اَلَمْ تَرَ اَنَّ اللّٰهَ اَنْزَلَ مِنَ السَّمَاۤءِ مَاۤءً فَسَلَكَهٗ يَنَابِيْعَ فِى الْاَرْضِ ثُمَّ يُخْرِجُ بِهٖ زَرْعًا مُّخْتَلِفًا اَلْوَانُهٗ ثُمَّ يَهِيْجُ فَتَرٰىهُ مُصْفَرًّا ثُمَّ يَجْعَلُهٗ حُطَامًا ۗاِنَّ فِيْ ذٰلِكَ لَذِكْرٰى لِاُولِى الْاَلْبَابِ ࣖ ( الزمر: ٢١ )

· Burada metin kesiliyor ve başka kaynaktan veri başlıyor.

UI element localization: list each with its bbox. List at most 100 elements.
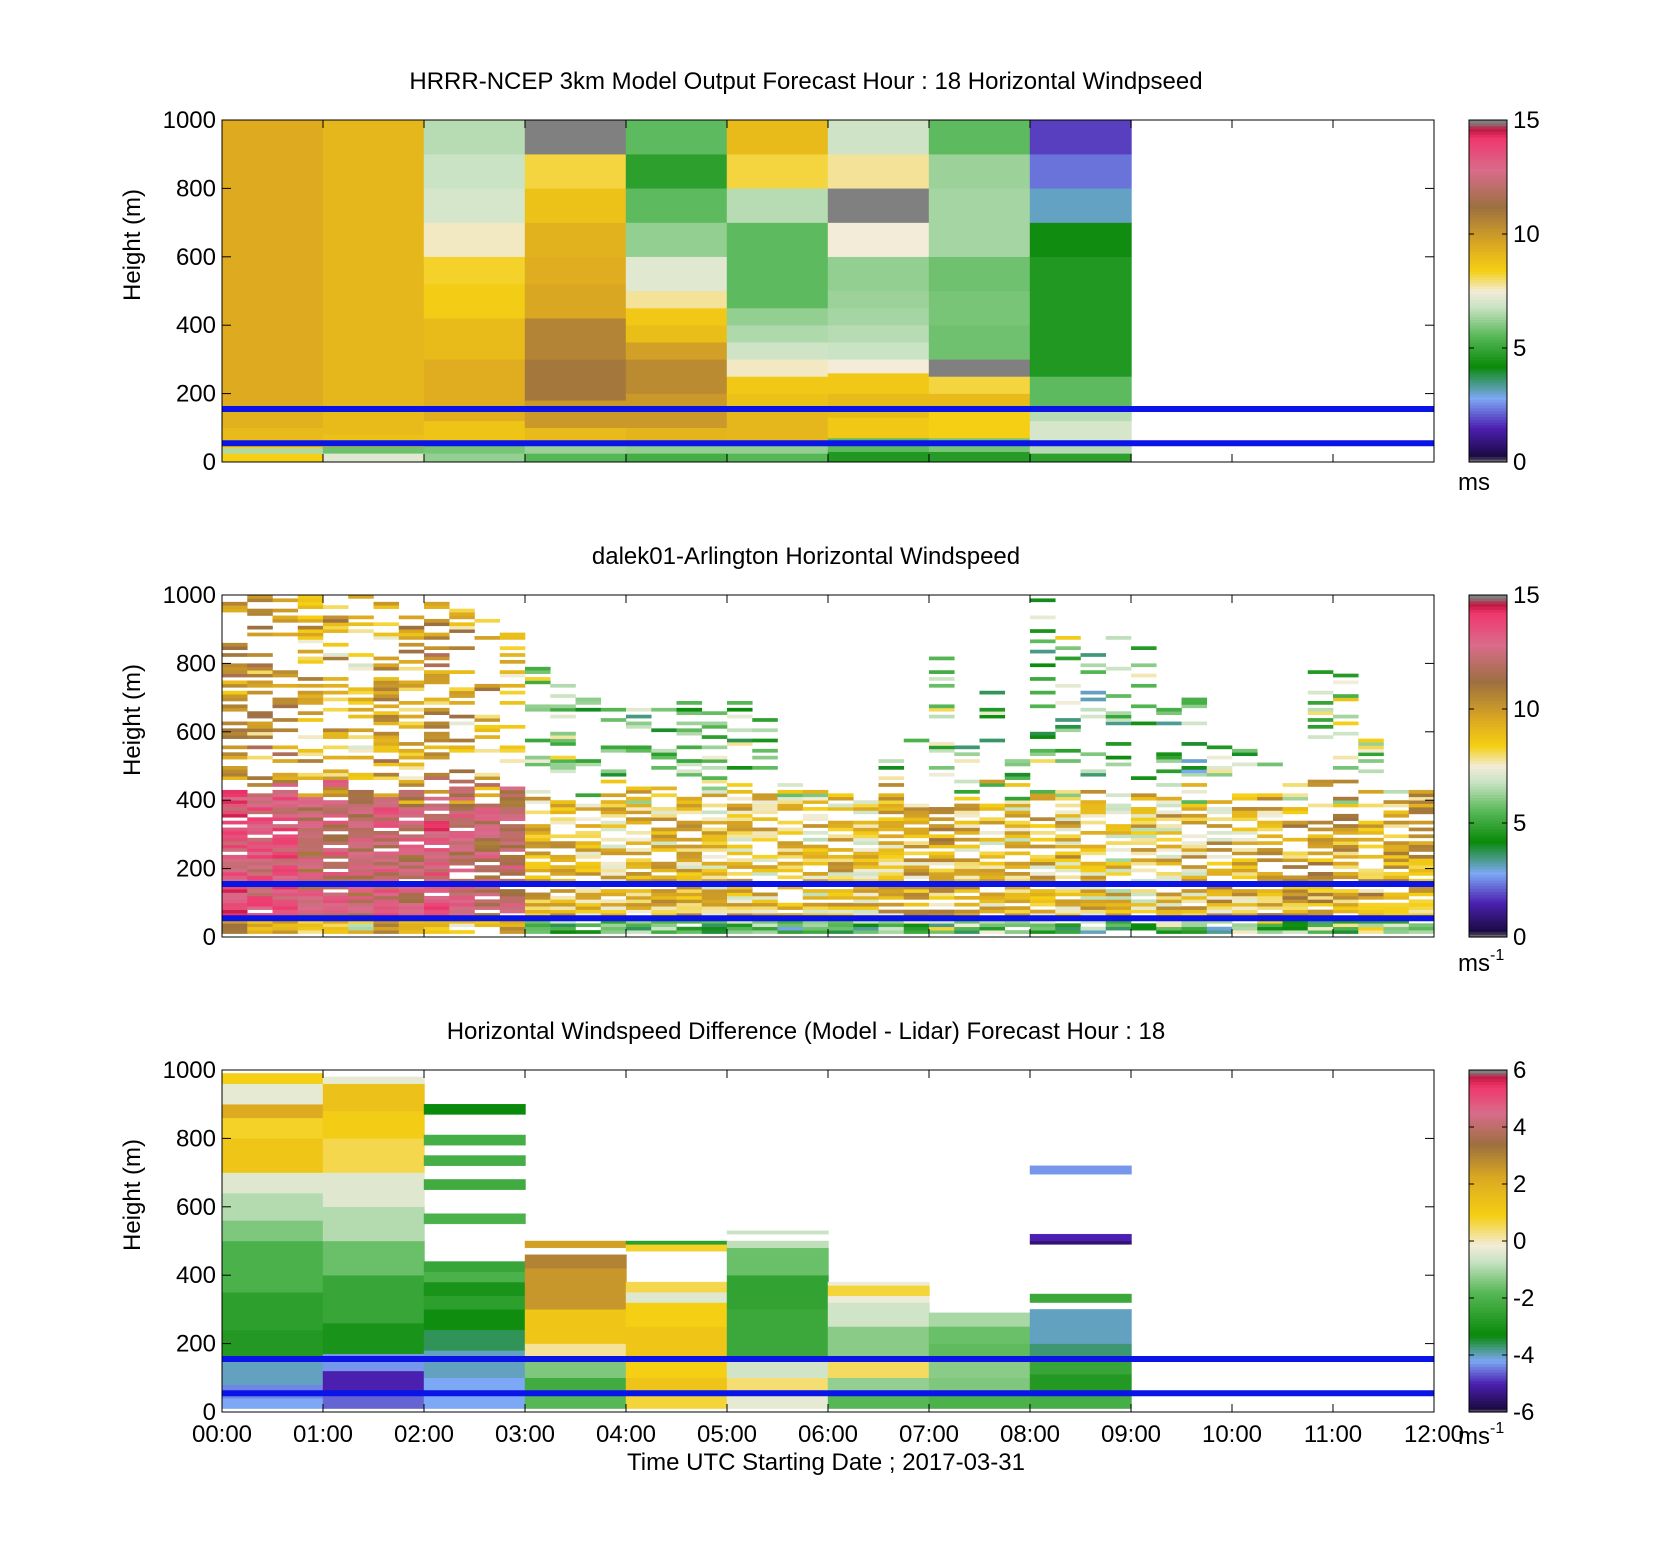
heatmap-cell <box>802 813 829 818</box>
heatmap-cell <box>1408 865 1435 869</box>
heatmap-cell <box>247 827 273 832</box>
colorbar-segment <box>1469 1089 1507 1094</box>
heatmap-cell <box>954 807 980 811</box>
heatmap-cell <box>1282 919 1309 924</box>
colorbar-segment <box>1469 1292 1507 1296</box>
heatmap-cell <box>1383 923 1410 928</box>
heatmap-cell <box>398 625 425 630</box>
heatmap-cell <box>828 854 854 859</box>
heatmap-cell <box>297 711 324 715</box>
heatmap-cell <box>222 813 248 818</box>
heatmap-cell <box>297 632 324 637</box>
colorbar-segment <box>1469 385 1507 389</box>
heatmap-cell <box>1358 919 1384 924</box>
heatmap-cell <box>449 841 475 845</box>
heatmap-cell <box>247 885 273 890</box>
heatmap-cell <box>903 858 930 863</box>
heatmap-cell <box>1030 858 1056 863</box>
heatmap-cell <box>297 701 324 705</box>
heatmap-cell <box>424 701 450 705</box>
colorbar-segment <box>1469 382 1507 386</box>
heatmap-cell <box>979 830 1006 835</box>
colorbar-segment <box>1469 330 1507 335</box>
heatmap-cell <box>1080 899 1107 904</box>
heatmap-cell <box>1181 909 1208 914</box>
heatmap-cell <box>903 820 930 825</box>
heatmap-cell <box>1181 854 1208 859</box>
heatmap-cell <box>247 923 273 928</box>
heatmap-cell <box>752 738 778 743</box>
colorbar-segment <box>1469 1258 1507 1262</box>
heatmap-cell <box>929 742 955 746</box>
heatmap-cell <box>247 926 273 931</box>
heatmap-cell <box>1080 861 1107 866</box>
heatmap-cell <box>398 848 425 852</box>
heatmap-cell <box>802 800 829 804</box>
x-tick-label: 12:00 <box>1404 1421 1464 1448</box>
heatmap-cell <box>1055 827 1081 832</box>
heatmap-cell <box>222 899 248 904</box>
heatmap-cell <box>423 188 526 223</box>
heatmap-cell <box>1282 796 1309 801</box>
heatmap-cell <box>222 776 248 780</box>
heatmap-cell <box>727 892 753 897</box>
heatmap-cell <box>424 738 450 743</box>
heatmap-cell <box>1206 841 1233 845</box>
heatmap-cell <box>575 892 602 897</box>
colorbar-segment <box>1469 683 1507 687</box>
heatmap-cell <box>222 608 248 613</box>
heatmap-cell <box>651 841 677 845</box>
heatmap-cell <box>525 844 551 849</box>
colorbar-segment <box>1469 399 1507 403</box>
heatmap-cell <box>1383 906 1410 910</box>
heatmap-cell <box>272 807 299 811</box>
heatmap-cell <box>272 824 299 828</box>
heatmap-cell <box>1257 796 1283 801</box>
colorbar-segment <box>1469 171 1507 175</box>
heatmap-cell <box>726 1230 829 1235</box>
heatmap-cell <box>1358 895 1384 900</box>
heatmap-cell <box>1004 875 1031 880</box>
colorbar-segment <box>1469 660 1507 664</box>
heatmap-cell <box>1408 892 1435 897</box>
colorbar-segment <box>1469 444 1507 449</box>
colorbar-segment <box>1469 459 1507 463</box>
heatmap-cell <box>1358 913 1384 917</box>
heatmap-cell <box>676 892 703 897</box>
heatmap-cell <box>600 779 627 784</box>
heatmap-cell <box>1055 851 1081 856</box>
heatmap-cell <box>348 830 374 835</box>
heatmap-cell <box>398 872 425 876</box>
heatmap-cell <box>1004 844 1031 849</box>
heatmap-cell <box>1333 919 1359 924</box>
heatmap-cell <box>979 878 1006 883</box>
heatmap-cell <box>676 707 703 712</box>
heatmap-cell <box>1358 875 1384 880</box>
heatmap-cell <box>1358 892 1384 897</box>
heatmap-cell <box>323 872 349 876</box>
heatmap-cell <box>373 759 400 763</box>
heatmap-cell <box>247 625 273 630</box>
heatmap-cell <box>348 735 374 739</box>
colorbar-segment <box>1469 805 1507 810</box>
heatmap-cell <box>1080 885 1107 890</box>
colorbar-segment <box>1469 1315 1507 1319</box>
heatmap-cell <box>1156 755 1182 760</box>
heatmap-cell <box>474 899 501 904</box>
heatmap-cell <box>222 919 248 924</box>
heatmap-cell <box>1004 878 1031 883</box>
heatmap-cell <box>272 858 299 863</box>
heatmap-cell <box>828 892 854 897</box>
heatmap-cell <box>1181 926 1208 931</box>
heatmap-cell <box>878 926 905 931</box>
heatmap-cell <box>1232 923 1258 928</box>
heatmap-cell <box>1206 909 1233 914</box>
heatmap-cell <box>777 789 804 794</box>
colorbar-segment <box>1469 393 1507 398</box>
heatmap-cell <box>954 759 980 763</box>
heatmap-cell <box>272 926 299 931</box>
heatmap-cell <box>626 906 652 910</box>
colorbar-segment <box>1469 597 1507 602</box>
heatmap-cell <box>323 861 349 866</box>
heatmap-cell <box>247 745 273 750</box>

elem tera enne-llâhe enzele mine-ssemâi mâen feselekehû yenâbî`a fi-l'arḍi ŝümme yuḫricü bihî zer`am muḫtelifen elvânühû ŝümme yehîcü feterâhü muṣferran ŝümme yec`alühû ḥuṭâmâ. inne fî ẕâlike leẕikrâ liüli-l'elbâb. (az-Zumar 39:21)
Diyanet Isleri:
Allah'ın gökten bir su indirip, onu yerdeki kaynaklara yerleştiren, sonra onunla çeşitli renklerde ekinler yetiştiren olduğunu görmez misin? Sonra onları kurutur ki sen de onları sapsarı görürsün, sonra da çer çöpe çevirir. Şüphesiz bunlarda, akıl sahipleri için öğüt vardır.
English Sahih:
Do you not see that Allah sends down rain from the sky and makes it flow as springs [and rivers] in the earth; then He produces thereby crops of varying colors; then they dry and you see them turned yellow; then He makes them [scattered] debris. Indeed in that is a reminder for those of understanding. ([39] Az-Zumar : 21)
1 Abdulbaki Gölpınarlı
Görmedin mi ki Allah, gökten yağmur yağdırmada, derken yağmur suyunu yeryüzündeki kaynaklara sızdırmada, sonra da o suyla çeşitli renklerde nebatlar bitirmede, sonra da onları kurutmada da sen onları görürsün ki sararmış, sonra da onları unufak etmede; şüphe yok ki bunda, aklı başında olanlara öğüt ve ibret var elbet.